Thursday, September 26, 2013

Former LCD Soundsystem frontman James Murphy is currently working on a Broadway musical. Former LCD Soundsystem frontman James Murphy is currently working on a Broadway musical. (Courtesy of the artist)

When Brooklyn dance band LCD Soundsystem hung up its hat in 2011, few thought that frontman James Murphy would be quiet for long.
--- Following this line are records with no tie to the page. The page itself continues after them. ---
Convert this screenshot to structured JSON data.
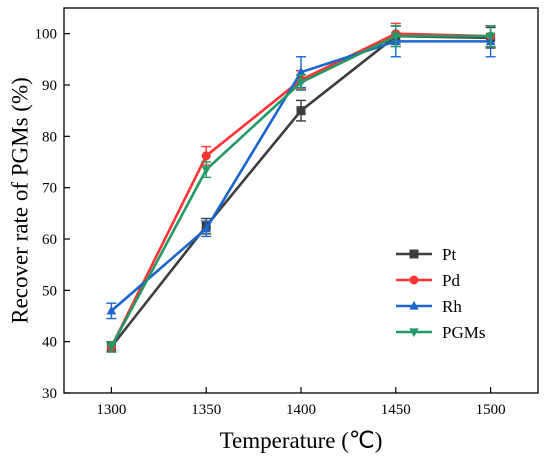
{
  "chart_data": {
    "type": "line",
    "xlabel": "Temperature (℃)",
    "ylabel": "Recover rate of PGMs (%)",
    "xlim": [
      1275,
      1525
    ],
    "ylim": [
      30,
      105
    ],
    "x_ticks": [
      1300,
      1350,
      1400,
      1450,
      1500
    ],
    "y_ticks": [
      30,
      40,
      50,
      60,
      70,
      80,
      90,
      100
    ],
    "grid": false,
    "legend_position": "right",
    "series": [
      {
        "name": "Pt",
        "color": "#3d3d3d",
        "marker": "square",
        "x": [
          1300,
          1350,
          1400,
          1450,
          1500
        ],
        "values": [
          39,
          62.5,
          85,
          99.5,
          99.2
        ],
        "errors": [
          1.0,
          1.5,
          2.0,
          2.0,
          2.0
        ]
      },
      {
        "name": "Pd",
        "color": "#ff3333",
        "marker": "circle",
        "x": [
          1300,
          1350,
          1400,
          1450,
          1500
        ],
        "values": [
          39,
          76.2,
          91,
          100,
          99.5
        ],
        "errors": [
          1.0,
          1.8,
          1.8,
          2.0,
          2.0
        ]
      },
      {
        "name": "Rh",
        "color": "#1a66cc",
        "marker": "triangle-up",
        "x": [
          1300,
          1350,
          1400,
          1450,
          1500
        ],
        "values": [
          46,
          62,
          92.5,
          98.5,
          98.5
        ],
        "errors": [
          1.5,
          1.5,
          3.0,
          3.0,
          3.0
        ]
      },
      {
        "name": "PGMs",
        "color": "#229966",
        "marker": "triangle-down",
        "x": [
          1300,
          1350,
          1400,
          1450,
          1500
        ],
        "values": [
          39,
          73.5,
          90.5,
          99.5,
          99.5
        ],
        "errors": [
          1.0,
          1.5,
          1.5,
          2.0,
          2.0
        ]
      }
    ]
  }
}
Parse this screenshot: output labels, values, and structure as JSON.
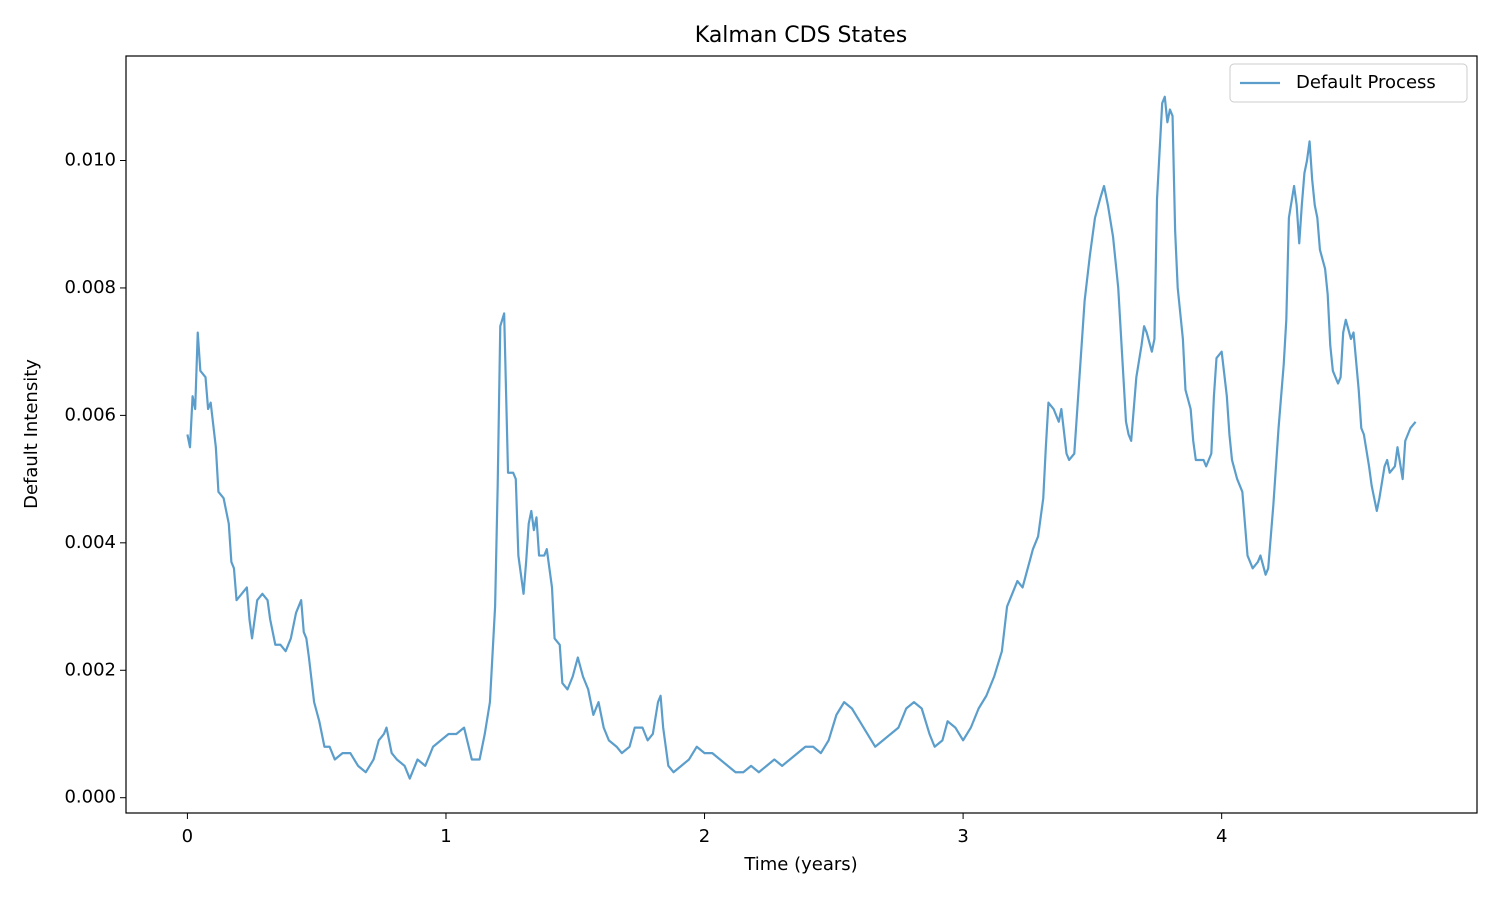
{
  "chart_data": {
    "type": "line",
    "title": "Kalman CDS States",
    "xlabel": "Time (years)",
    "ylabel": "Default Intensity",
    "legend": "upper right",
    "xlim": [
      -0.2375,
      4.9875
    ],
    "xticks": [
      0,
      1,
      2,
      3,
      4
    ],
    "ylim": [
      -0.00024,
      0.01164
    ],
    "yticks": [
      {
        "value": 0,
        "label": "0.000"
      },
      {
        "value": 0.002,
        "label": "0.002"
      },
      {
        "value": 0.004,
        "label": "0.004"
      },
      {
        "value": 0.006,
        "label": "0.006"
      },
      {
        "value": 0.008,
        "label": "0.008"
      },
      {
        "value": 0.01,
        "label": "0.010"
      }
    ],
    "x": [
      0,
      0.01,
      0.02,
      0.03,
      0.04,
      0.05,
      0.07,
      0.08,
      0.09,
      0.11,
      0.12,
      0.14,
      0.16,
      0.17,
      0.18,
      0.19,
      0.21,
      0.23,
      0.24,
      0.25,
      0.27,
      0.29,
      0.31,
      0.32,
      0.34,
      0.36,
      0.38,
      0.4,
      0.42,
      0.43,
      0.44,
      0.45,
      0.46,
      0.47,
      0.49,
      0.51,
      0.53,
      0.55,
      0.57,
      0.6,
      0.63,
      0.66,
      0.69,
      0.72,
      0.74,
      0.76,
      0.77,
      0.79,
      0.81,
      0.84,
      0.86,
      0.89,
      0.92,
      0.95,
      0.98,
      1.01,
      1.04,
      1.07,
      1.1,
      1.13,
      1.15,
      1.17,
      1.19,
      1.2,
      1.21,
      1.225,
      1.24,
      1.26,
      1.27,
      1.28,
      1.29,
      1.3,
      1.31,
      1.32,
      1.33,
      1.34,
      1.35,
      1.36,
      1.38,
      1.39,
      1.41,
      1.42,
      1.44,
      1.45,
      1.47,
      1.49,
      1.51,
      1.53,
      1.55,
      1.57,
      1.59,
      1.61,
      1.63,
      1.66,
      1.68,
      1.71,
      1.73,
      1.76,
      1.78,
      1.8,
      1.82,
      1.83,
      1.84,
      1.86,
      1.88,
      1.91,
      1.94,
      1.97,
      2.0,
      2.03,
      2.06,
      2.09,
      2.12,
      2.15,
      2.18,
      2.21,
      2.24,
      2.27,
      2.3,
      2.33,
      2.36,
      2.39,
      2.42,
      2.45,
      2.48,
      2.51,
      2.54,
      2.57,
      2.6,
      2.63,
      2.66,
      2.69,
      2.72,
      2.75,
      2.78,
      2.81,
      2.84,
      2.87,
      2.89,
      2.92,
      2.94,
      2.97,
      3.0,
      3.03,
      3.06,
      3.09,
      3.12,
      3.15,
      3.17,
      3.19,
      3.21,
      3.23,
      3.25,
      3.27,
      3.29,
      3.31,
      3.32,
      3.33,
      3.35,
      3.37,
      3.38,
      3.4,
      3.41,
      3.43,
      3.45,
      3.47,
      3.49,
      3.51,
      3.53,
      3.545,
      3.56,
      3.58,
      3.6,
      3.62,
      3.63,
      3.64,
      3.65,
      3.67,
      3.69,
      3.7,
      3.71,
      3.73,
      3.74,
      3.75,
      3.77,
      3.78,
      3.79,
      3.8,
      3.81,
      3.82,
      3.83,
      3.85,
      3.86,
      3.88,
      3.89,
      3.9,
      3.93,
      3.94,
      3.96,
      3.97,
      3.98,
      4.0,
      4.02,
      4.03,
      4.04,
      4.06,
      4.08,
      4.09,
      4.1,
      4.12,
      4.14,
      4.15,
      4.17,
      4.18,
      4.2,
      4.21,
      4.22,
      4.24,
      4.25,
      4.26,
      4.28,
      4.29,
      4.3,
      4.31,
      4.32,
      4.33,
      4.34,
      4.35,
      4.36,
      4.37,
      4.38,
      4.4,
      4.41,
      4.42,
      4.43,
      4.45,
      4.46,
      4.47,
      4.48,
      4.5,
      4.51,
      4.53,
      4.54,
      4.55,
      4.57,
      4.58,
      4.6,
      4.61,
      4.63,
      4.64,
      4.65,
      4.67,
      4.68,
      4.7,
      4.71,
      4.73,
      4.75
    ],
    "series": [
      {
        "name": "Default Process",
        "color": "#5c9ecb",
        "values": [
          0.0057,
          0.0055,
          0.0063,
          0.0061,
          0.0073,
          0.0067,
          0.0066,
          0.0061,
          0.0062,
          0.0055,
          0.0048,
          0.0047,
          0.0043,
          0.0037,
          0.0036,
          0.0031,
          0.0032,
          0.0033,
          0.0028,
          0.0025,
          0.0031,
          0.0032,
          0.0031,
          0.0028,
          0.0024,
          0.0024,
          0.0023,
          0.0025,
          0.0029,
          0.003,
          0.0031,
          0.0026,
          0.0025,
          0.0022,
          0.0015,
          0.0012,
          0.0008,
          0.0008,
          0.0006,
          0.0007,
          0.0007,
          0.0005,
          0.0004,
          0.0006,
          0.0009,
          0.001,
          0.0011,
          0.0007,
          0.0006,
          0.0005,
          0.0003,
          0.0006,
          0.0005,
          0.0008,
          0.0009,
          0.001,
          0.001,
          0.0011,
          0.0006,
          0.0006,
          0.001,
          0.0015,
          0.003,
          0.0049,
          0.0074,
          0.0076,
          0.0051,
          0.0051,
          0.005,
          0.0038,
          0.0035,
          0.0032,
          0.0037,
          0.0043,
          0.0045,
          0.0042,
          0.0044,
          0.0038,
          0.0038,
          0.0039,
          0.0033,
          0.0025,
          0.0024,
          0.0018,
          0.0017,
          0.0019,
          0.0022,
          0.0019,
          0.0017,
          0.0013,
          0.0015,
          0.0011,
          0.0009,
          0.0008,
          0.0007,
          0.0008,
          0.0011,
          0.0011,
          0.0009,
          0.001,
          0.0015,
          0.0016,
          0.0011,
          0.0005,
          0.0004,
          0.0005,
          0.0006,
          0.0008,
          0.0007,
          0.0007,
          0.0006,
          0.0005,
          0.0004,
          0.0004,
          0.0005,
          0.0004,
          0.0005,
          0.0006,
          0.0005,
          0.0006,
          0.0007,
          0.0008,
          0.0008,
          0.0007,
          0.0009,
          0.0013,
          0.0015,
          0.0014,
          0.0012,
          0.001,
          0.0008,
          0.0009,
          0.001,
          0.0011,
          0.0014,
          0.0015,
          0.0014,
          0.001,
          0.0008,
          0.0009,
          0.0012,
          0.0011,
          0.0009,
          0.0011,
          0.0014,
          0.0016,
          0.0019,
          0.0023,
          0.003,
          0.0032,
          0.0034,
          0.0033,
          0.0036,
          0.0039,
          0.0041,
          0.0047,
          0.0055,
          0.0062,
          0.0061,
          0.0059,
          0.0061,
          0.0054,
          0.0053,
          0.0054,
          0.0066,
          0.0078,
          0.0085,
          0.0091,
          0.0094,
          0.0096,
          0.0093,
          0.0088,
          0.008,
          0.0066,
          0.0059,
          0.0057,
          0.0056,
          0.0066,
          0.0071,
          0.0074,
          0.0073,
          0.007,
          0.0072,
          0.0094,
          0.0109,
          0.011,
          0.0106,
          0.0108,
          0.0107,
          0.0089,
          0.008,
          0.0072,
          0.0064,
          0.0061,
          0.0056,
          0.0053,
          0.0053,
          0.0052,
          0.0054,
          0.0063,
          0.0069,
          0.007,
          0.0063,
          0.0057,
          0.0053,
          0.005,
          0.0048,
          0.0043,
          0.0038,
          0.0036,
          0.0037,
          0.0038,
          0.0035,
          0.0036,
          0.0046,
          0.0052,
          0.0058,
          0.0068,
          0.0075,
          0.0091,
          0.0096,
          0.0093,
          0.0087,
          0.0093,
          0.0098,
          0.01,
          0.0103,
          0.0097,
          0.0093,
          0.0091,
          0.0086,
          0.0083,
          0.0079,
          0.0071,
          0.0067,
          0.0065,
          0.0066,
          0.0073,
          0.0075,
          0.0072,
          0.0073,
          0.0064,
          0.0058,
          0.0057,
          0.0052,
          0.0049,
          0.0045,
          0.0047,
          0.0052,
          0.0053,
          0.0051,
          0.0052,
          0.0055,
          0.005,
          0.0056,
          0.0058,
          0.0059
        ]
      }
    ]
  }
}
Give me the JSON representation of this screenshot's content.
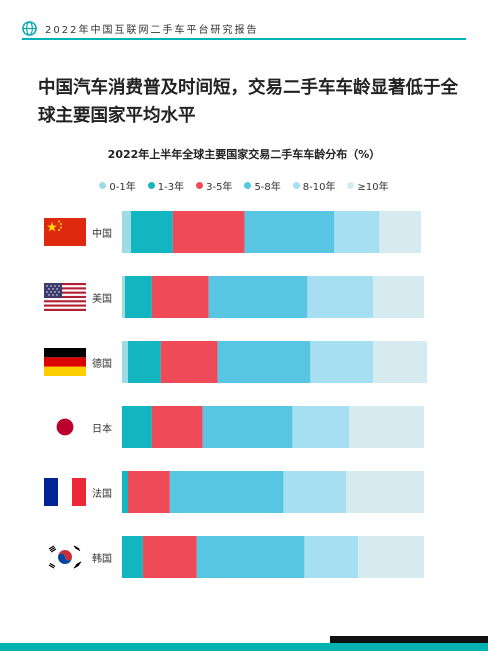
{
  "header": {
    "title": "2022年中国互联网二手车平台研究报告",
    "icon": "globe-icon"
  },
  "headline": "中国汽车消费普及时间短，交易二手车车龄显著低于全球主要国家平均水平",
  "chart_data": {
    "type": "bar",
    "orientation": "horizontal",
    "stacked": true,
    "title": "2022年上半年全球主要国家交易二手车车龄分布（%）",
    "xlabel": "",
    "ylabel": "",
    "xlim": [
      0,
      100
    ],
    "grid": false,
    "legend_position": "top",
    "categories": [
      "中国",
      "美国",
      "德国",
      "日本",
      "法国",
      "韩国"
    ],
    "series": [
      {
        "name": "0-1年",
        "color": "#9fdbe6",
        "values": [
          3,
          1,
          2,
          0,
          0,
          0
        ]
      },
      {
        "name": "1-3年",
        "color": "#12b5c0",
        "values": [
          14,
          9,
          11,
          10,
          2,
          7
        ]
      },
      {
        "name": "3-5年",
        "color": "#ef4a57",
        "values": [
          24,
          19,
          19,
          17,
          14,
          18
        ]
      },
      {
        "name": "5-8年",
        "color": "#58c6e3",
        "values": [
          30,
          33,
          31,
          30,
          38,
          36
        ]
      },
      {
        "name": "8-10年",
        "color": "#a6dff2",
        "values": [
          15,
          22,
          21,
          19,
          21,
          18
        ]
      },
      {
        "name": "≥10年",
        "color": "#d5ebf0",
        "values": [
          14,
          17,
          18,
          25,
          26,
          22
        ]
      }
    ],
    "flags": [
      "china-flag",
      "usa-flag",
      "germany-flag",
      "japan-flag",
      "france-flag",
      "korea-flag"
    ]
  }
}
And in the years since, he’s been busy with all kinds of things, like producing for other bands and running his record label, DFA.

Now, his latest musical venture is taking him to Broadway, where he's composed music for a new revival of Harold Pinter’s Betrayal, (in previews starting Oct. 1), which is directed by Mike Nichols and starring Daniel Craig, Rachel Weisz and Rafe Spall.

Murphy discusses scoring for the stage, talks about producing the upcoming Arcade Fire album, and designing a custom sound system, called Despacio.

Interview Highlights

James Murphy, on writing music for the Mike Nichols-directed revival of Harold Pinter's Betrayal:

The music is not to be a soundtrack in the classic sense. It's supposed to be music for transitions, going between scenes and moments... Because I make music for myself, when I get to make music to accompany a play I have a job. It's really clear to me and I really enjoy the job, which is: "What does this person want to happen for their piece of work?" It's similar to the job that I hope someone would do for me for a record cover of mine. I'm going to put myself in it as much as I can, but it's not for me.

On working with Arcade Fire for their upcoming album Reflektor:

Every member of that band could very easily be the primary creative force of a band. And they do find a way to work together that I find very admirable, and I'm a little jealous of it.

 

 

On designing Despacio, his custom sound system:

There was a sound system that I felt was missing. Something that's very natural, the way an old disco system would be, but has the weight and power of a modern system, but not as aggressive. I wanted a dance club that an opera buff could bring their perfect pressings in, sit in the middle of, listen to their operas, and be really happy. We contacted McIntosh, and they loaned us amps, 50,000 watts... It was really beautiful -- I'm more proud of this than I should be.